Mais tarde, o advogado dela me procurou para reforçar a negativa. “A posição é esta: não houve pouso de helicóptero”.
Numa entrevista que me concedeu, registrada em vídeo, o piloto Alexandre garantiu o pouso no hotel, informação confirmada pela anotação que fez ao planejar o voo.
No papel manuscrito, um detalhe chama a atenção. O piloto faz referência a dois carros que lha dariam apoio em Jarinu. Está escrito que um deles seria um Jeep verde, veículo que até pouco tempo circulava pelo Parque D’Anape como propriedade do marido de Christiane.
Alexandre afirma que a droga foi descarregada ali no dia 23 de novembro, sábado, antes que o helicóptero fosse para o Campo de Marte, em São Paulo, onde a aeronave pernoitou.
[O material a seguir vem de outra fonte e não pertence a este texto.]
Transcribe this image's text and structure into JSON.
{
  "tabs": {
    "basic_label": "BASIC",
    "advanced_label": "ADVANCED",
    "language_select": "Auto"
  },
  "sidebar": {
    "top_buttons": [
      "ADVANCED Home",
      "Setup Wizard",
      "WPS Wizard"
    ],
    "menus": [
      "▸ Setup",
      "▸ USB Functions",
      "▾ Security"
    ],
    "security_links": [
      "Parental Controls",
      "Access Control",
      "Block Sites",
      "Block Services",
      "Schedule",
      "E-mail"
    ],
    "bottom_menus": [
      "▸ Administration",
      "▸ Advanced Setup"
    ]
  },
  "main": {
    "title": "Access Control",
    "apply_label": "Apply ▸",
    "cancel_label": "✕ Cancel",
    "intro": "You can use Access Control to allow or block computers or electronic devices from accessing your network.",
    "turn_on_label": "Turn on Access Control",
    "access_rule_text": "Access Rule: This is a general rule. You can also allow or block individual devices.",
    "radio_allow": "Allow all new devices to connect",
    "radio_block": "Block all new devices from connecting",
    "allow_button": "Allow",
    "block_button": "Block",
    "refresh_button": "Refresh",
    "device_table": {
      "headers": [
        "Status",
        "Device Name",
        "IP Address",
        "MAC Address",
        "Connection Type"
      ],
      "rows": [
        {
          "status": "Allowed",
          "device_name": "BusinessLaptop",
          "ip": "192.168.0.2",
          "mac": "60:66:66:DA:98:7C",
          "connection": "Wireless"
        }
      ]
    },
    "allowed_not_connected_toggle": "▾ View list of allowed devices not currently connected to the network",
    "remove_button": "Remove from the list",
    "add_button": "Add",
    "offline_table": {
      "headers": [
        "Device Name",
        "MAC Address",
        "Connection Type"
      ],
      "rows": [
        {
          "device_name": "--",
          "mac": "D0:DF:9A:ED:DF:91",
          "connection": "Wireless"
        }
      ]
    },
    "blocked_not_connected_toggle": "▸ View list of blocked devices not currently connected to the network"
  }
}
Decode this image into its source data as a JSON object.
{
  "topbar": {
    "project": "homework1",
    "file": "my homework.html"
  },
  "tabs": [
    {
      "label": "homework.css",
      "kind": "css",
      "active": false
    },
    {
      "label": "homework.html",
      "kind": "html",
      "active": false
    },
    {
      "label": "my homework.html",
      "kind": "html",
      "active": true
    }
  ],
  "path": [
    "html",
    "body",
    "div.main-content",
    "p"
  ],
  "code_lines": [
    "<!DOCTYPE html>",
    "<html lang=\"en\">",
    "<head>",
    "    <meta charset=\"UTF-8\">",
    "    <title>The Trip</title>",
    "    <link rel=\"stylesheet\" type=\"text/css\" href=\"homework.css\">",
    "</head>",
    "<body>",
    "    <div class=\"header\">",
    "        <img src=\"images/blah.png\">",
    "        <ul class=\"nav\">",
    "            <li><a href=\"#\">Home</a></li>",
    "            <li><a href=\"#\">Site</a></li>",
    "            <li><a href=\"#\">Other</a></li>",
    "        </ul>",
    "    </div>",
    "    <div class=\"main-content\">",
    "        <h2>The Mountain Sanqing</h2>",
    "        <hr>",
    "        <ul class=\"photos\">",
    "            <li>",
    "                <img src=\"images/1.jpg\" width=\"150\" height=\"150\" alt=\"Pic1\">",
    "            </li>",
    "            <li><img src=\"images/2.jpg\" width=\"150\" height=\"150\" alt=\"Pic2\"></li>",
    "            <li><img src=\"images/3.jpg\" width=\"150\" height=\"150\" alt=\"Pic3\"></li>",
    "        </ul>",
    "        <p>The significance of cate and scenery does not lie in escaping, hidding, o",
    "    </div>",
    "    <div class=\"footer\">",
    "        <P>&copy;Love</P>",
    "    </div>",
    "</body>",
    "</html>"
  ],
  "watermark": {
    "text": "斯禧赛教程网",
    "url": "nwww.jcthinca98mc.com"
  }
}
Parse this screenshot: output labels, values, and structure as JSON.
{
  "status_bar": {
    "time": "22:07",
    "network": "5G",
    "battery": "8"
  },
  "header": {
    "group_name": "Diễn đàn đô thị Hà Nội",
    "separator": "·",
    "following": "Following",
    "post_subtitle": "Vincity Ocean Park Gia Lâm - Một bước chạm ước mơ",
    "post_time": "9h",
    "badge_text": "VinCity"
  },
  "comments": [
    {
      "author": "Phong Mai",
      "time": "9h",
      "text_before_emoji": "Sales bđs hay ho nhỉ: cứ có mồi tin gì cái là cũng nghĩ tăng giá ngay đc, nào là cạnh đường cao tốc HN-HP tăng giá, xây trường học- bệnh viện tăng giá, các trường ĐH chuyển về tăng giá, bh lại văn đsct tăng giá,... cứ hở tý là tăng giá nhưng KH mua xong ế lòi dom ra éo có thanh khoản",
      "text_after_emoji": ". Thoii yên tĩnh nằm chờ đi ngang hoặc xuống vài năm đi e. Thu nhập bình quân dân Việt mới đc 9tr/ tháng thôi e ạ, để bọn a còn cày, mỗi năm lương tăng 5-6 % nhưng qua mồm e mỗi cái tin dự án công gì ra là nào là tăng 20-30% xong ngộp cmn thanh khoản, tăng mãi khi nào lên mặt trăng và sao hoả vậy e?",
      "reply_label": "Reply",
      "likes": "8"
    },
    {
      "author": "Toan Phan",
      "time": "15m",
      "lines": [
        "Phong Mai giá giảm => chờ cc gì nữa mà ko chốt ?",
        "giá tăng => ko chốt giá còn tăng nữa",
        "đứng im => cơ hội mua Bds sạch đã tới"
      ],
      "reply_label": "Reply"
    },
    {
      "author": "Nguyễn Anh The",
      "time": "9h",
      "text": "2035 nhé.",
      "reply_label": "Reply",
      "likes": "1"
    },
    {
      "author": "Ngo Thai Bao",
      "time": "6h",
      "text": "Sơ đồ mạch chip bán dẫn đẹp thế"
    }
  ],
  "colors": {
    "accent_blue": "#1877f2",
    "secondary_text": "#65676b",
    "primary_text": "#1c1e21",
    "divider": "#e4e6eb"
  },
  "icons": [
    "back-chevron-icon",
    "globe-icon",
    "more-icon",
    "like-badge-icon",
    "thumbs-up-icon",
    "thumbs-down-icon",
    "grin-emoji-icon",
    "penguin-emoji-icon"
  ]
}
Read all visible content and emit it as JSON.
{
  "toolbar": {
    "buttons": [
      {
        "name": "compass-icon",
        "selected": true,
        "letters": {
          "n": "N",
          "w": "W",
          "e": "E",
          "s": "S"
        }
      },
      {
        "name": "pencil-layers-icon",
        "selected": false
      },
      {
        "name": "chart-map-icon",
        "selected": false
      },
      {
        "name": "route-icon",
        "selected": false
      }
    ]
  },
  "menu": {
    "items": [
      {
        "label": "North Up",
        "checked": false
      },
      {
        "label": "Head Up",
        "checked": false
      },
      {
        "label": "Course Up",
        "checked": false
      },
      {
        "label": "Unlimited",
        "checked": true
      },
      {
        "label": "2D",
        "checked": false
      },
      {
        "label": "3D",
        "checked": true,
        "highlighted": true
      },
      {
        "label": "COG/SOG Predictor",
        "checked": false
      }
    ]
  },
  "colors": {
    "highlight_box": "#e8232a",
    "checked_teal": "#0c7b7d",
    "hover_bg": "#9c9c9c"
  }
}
No dia seguinte, o helicóptero voltou ao hotel, recarregou a droga e partiu para o destino final, Afonso Cláudio, no Espírito Santo.
Segundo o piloto, no hotel ficaram cerca de 50 quilos de pasta base de cocaína. “Foram três sacolas pretas cheias e bem pesadas”, declarou.
Para um policial de São Paulo com experiência em investigação de narcóticos, a Polícia Federal encontrou uma mina de informações preciosas, mas não aproveitou a oportunidade.
Segundo ele, a PF abandonou o “garimpo” e deixou a investigação sob o risco de ir parar na lata do lixo por causa de uma suposta utilização de provas ilícitas – leia-se grampo.
Um exemplo é o que aconteceu depois que os agentes da PF em São Paulo levantaram informações sobre a escala do helicoca em Jarinu e encontraram o hotel fazenda Parque D’Anape. Ou seja, nada.